In 2006 when the New Horizons spacecraft left Earth, Pluto was still a planet. It's since been classified as a dwarf planet. Nine years later, it remains the mission's goal.
"It will be a completely new world. We're going to turn it into a real world with incredible diversity and complexity," Dr. Hal Weaver of Johns Hopkins Applied Physics Lab said. "The spacecraft will fly about 7,700 miles above the surface of Pluto. "
That's close since the trip has already logged three billion miles.
It's headed for an area called the Kuyper Belt, a kind of debris field which circles the outer edge of the solar system.
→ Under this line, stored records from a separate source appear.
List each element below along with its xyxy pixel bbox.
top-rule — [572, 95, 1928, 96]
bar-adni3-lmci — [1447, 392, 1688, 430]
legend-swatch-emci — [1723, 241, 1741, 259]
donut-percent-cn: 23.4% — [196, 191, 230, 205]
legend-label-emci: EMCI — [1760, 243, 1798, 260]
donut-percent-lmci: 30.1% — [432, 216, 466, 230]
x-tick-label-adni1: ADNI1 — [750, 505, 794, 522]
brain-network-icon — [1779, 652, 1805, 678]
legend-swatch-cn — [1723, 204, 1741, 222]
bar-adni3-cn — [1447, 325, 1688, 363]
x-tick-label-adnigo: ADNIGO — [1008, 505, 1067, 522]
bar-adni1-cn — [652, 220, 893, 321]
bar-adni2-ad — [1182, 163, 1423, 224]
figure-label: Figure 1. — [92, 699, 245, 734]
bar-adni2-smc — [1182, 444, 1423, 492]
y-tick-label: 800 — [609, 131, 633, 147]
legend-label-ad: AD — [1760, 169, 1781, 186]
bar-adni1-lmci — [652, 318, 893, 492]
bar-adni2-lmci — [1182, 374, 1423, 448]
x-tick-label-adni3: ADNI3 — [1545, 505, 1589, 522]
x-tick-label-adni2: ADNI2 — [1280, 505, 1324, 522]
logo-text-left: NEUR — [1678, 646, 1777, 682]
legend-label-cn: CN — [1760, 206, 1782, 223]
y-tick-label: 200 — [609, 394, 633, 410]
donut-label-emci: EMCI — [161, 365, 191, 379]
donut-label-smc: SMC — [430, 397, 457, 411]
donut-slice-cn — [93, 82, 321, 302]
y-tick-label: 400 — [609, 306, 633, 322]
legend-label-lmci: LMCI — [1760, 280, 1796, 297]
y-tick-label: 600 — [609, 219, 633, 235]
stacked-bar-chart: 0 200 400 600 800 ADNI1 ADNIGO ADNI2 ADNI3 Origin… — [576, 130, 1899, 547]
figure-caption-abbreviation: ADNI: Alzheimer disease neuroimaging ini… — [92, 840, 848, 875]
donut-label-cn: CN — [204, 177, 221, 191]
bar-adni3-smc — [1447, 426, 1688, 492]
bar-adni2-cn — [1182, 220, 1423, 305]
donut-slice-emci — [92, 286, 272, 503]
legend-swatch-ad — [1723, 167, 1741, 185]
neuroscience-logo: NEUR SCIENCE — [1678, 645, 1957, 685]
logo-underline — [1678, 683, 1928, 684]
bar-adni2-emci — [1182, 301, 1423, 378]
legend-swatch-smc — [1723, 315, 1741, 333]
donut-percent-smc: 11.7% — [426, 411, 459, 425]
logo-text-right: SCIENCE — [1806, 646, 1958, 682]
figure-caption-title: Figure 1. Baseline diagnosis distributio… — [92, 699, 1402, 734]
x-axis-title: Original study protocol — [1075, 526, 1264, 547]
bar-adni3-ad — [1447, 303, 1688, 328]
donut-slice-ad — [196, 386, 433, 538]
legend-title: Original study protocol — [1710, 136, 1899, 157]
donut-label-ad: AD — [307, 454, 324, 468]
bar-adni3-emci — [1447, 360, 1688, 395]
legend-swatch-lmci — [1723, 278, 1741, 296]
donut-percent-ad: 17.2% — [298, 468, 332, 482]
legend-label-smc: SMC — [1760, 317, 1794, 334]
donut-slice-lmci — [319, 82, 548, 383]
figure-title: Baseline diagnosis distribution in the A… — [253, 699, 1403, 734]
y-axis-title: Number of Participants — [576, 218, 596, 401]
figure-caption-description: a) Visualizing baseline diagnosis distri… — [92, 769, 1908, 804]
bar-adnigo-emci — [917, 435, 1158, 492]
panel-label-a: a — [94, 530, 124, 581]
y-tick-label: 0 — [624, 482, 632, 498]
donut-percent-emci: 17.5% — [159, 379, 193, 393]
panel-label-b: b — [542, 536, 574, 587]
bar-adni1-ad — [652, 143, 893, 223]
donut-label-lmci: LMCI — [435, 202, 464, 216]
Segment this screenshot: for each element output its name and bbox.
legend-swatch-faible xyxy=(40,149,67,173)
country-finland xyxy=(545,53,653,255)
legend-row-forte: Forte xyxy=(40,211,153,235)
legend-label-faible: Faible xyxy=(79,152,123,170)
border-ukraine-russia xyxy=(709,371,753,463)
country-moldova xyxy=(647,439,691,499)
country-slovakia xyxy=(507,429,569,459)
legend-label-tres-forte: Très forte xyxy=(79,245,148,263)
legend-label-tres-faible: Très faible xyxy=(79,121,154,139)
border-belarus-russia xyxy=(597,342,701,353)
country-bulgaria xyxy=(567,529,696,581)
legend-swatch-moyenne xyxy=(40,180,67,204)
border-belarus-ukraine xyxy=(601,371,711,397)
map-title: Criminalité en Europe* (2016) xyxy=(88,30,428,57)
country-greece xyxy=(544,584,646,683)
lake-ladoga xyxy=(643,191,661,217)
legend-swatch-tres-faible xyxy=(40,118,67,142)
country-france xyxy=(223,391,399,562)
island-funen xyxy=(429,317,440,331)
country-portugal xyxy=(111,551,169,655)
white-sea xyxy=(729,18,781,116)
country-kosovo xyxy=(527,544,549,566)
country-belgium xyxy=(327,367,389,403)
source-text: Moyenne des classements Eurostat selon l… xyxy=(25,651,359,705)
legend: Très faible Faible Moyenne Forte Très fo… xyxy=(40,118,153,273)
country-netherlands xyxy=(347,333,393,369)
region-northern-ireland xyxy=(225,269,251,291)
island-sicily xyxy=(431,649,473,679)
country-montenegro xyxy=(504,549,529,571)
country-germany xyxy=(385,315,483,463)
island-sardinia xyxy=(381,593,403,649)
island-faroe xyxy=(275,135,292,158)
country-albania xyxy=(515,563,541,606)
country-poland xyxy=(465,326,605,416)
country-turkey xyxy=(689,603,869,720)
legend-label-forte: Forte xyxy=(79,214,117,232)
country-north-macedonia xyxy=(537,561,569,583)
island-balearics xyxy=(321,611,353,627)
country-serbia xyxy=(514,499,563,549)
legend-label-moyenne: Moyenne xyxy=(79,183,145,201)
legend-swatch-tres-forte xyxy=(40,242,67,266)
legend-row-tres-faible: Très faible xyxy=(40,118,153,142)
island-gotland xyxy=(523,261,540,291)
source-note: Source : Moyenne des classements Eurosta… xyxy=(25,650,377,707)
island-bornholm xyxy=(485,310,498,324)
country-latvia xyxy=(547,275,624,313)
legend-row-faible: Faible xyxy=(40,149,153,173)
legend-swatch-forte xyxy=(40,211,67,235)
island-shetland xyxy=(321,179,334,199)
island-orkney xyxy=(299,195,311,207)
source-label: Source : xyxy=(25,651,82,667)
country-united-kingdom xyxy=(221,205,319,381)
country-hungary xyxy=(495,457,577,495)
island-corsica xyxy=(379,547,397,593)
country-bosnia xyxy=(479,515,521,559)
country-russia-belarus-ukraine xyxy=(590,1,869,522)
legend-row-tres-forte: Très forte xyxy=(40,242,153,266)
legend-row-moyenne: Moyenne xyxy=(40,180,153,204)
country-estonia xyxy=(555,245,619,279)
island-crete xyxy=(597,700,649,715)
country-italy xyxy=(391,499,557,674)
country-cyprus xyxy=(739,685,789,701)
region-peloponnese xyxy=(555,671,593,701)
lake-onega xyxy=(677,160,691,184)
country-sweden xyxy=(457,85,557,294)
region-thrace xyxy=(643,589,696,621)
Pluto and its moon, Charon, may be the Kuyper's largest objects.
There are four smaller moons as well, and concern about what else might be flying around Pluto.
"Even a one millimeter dust particle could blow a hole in the spacecraft, and we don't want that to happen," Dr. Weaver said.
What needs to happen is New Horizons' waking up from hibernation Saturday night. The spacecraft needs to let controllers at Hopkins Applied Physics Lab know it's ready to work.
Right now, the best images from the Hubble Space Telescope are less than sharp.
The spacecraft is approaching a July 2015 meeting with Pluto.
"We start getting resolution as good as Hubble at about late April and then it just gets better and better and better," Dr. Weaver said.
Controllers at the Hopkins Applied Physics Lab hope to hear from New Horizons between 9:30 p.m. and 10 p.m. Saturday night.